I do have a huge support network with a few fathers clubs so not looking for anyone to pass judgement on a situation that you only have one side.

Elephant you are right I was the resident parent then and now so shared responsibility meens shared failings . . however I could not be in control of a lot when I was at work etc..... the house was in a state as she sat on facebook all the time . . seriously it was post natal depression as a fact but she would never admit that or recognise it . . she had no motivation to do anything. .

Just to clarify I have never stopped her seeing her kids and never would they need to see her. . . she has chose to have hardly any contact in 9 weeks.

The good news is we are in mediation soon although ive no clue what to expect there lol.

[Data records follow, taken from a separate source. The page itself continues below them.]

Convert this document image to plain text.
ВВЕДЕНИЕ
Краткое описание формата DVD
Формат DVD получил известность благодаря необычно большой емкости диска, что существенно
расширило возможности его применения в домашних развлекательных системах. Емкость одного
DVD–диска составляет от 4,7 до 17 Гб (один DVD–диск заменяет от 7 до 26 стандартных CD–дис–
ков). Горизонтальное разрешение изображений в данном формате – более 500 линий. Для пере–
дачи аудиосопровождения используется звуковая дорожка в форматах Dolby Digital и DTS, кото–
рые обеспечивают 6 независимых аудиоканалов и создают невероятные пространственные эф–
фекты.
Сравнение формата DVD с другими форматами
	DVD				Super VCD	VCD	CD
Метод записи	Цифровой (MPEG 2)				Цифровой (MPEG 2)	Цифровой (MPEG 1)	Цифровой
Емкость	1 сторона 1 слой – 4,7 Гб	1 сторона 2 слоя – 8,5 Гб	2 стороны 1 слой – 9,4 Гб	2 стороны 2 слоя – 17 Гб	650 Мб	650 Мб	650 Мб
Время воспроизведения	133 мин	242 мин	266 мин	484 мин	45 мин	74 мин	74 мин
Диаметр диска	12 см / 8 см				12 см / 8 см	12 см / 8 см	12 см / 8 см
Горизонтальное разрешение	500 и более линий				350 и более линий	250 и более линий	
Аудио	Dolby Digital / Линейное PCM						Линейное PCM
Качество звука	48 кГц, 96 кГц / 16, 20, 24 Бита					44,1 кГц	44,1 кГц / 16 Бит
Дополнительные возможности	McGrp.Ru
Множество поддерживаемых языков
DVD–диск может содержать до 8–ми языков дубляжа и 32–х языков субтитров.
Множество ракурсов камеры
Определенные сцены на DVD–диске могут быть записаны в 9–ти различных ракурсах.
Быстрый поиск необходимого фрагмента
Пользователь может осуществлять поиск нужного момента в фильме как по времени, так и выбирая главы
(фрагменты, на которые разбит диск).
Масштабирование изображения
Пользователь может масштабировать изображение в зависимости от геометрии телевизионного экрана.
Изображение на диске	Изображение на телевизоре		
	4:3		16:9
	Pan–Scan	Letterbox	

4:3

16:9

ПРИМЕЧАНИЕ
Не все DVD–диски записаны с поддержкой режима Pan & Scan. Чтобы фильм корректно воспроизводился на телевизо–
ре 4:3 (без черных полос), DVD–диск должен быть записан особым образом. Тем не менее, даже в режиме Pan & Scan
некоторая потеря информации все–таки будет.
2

so without you knowing her it is impossible to answer but my question is why would a mother walk out on her 5 kids one being only 10 months old. . ?

OP posts:
DuelingFanjo · 19/08/2010 12:02

oooh - cool.

DuelingFanjo · 19/08/2010 12:03

Is she a mumsnetter?

ElephantsAndMiasmas · 19/08/2010 12:14

why do think men do it OP?

ozzywiz · 19/08/2010 12:23

Duel I wouldnt know the answer to this as no contact for 9 weeks but I doubt it... she is only interested in facebook. .

Elephant I cannot answer this as you cant about my wife. all I can say is that it is somthing that I could never do . . children are inocent and need both parents and any father who does not put them first is bordering emotional abuse to their kids and the same statement for mothers.

I am sure im in the same position as a lot of mothers on here . . at home with 5 kids all under 10 year old and it is hard and a struggle but its worth it and wouldnt have it any other way . . If I didnt do it im sure they would be in care now . . .

OP posts:
SexuallyInactive · 19/08/2010 12:32

Yeah it is hard and a struggle being left with the kids, but you do what you have to and be civil about it.

By this I mean, maintaining contact with both parents regardless of if your wife is being a girly wanker in the meantime.

I do hope the children are not being used as pawns in this breakup as that would be unfair on them.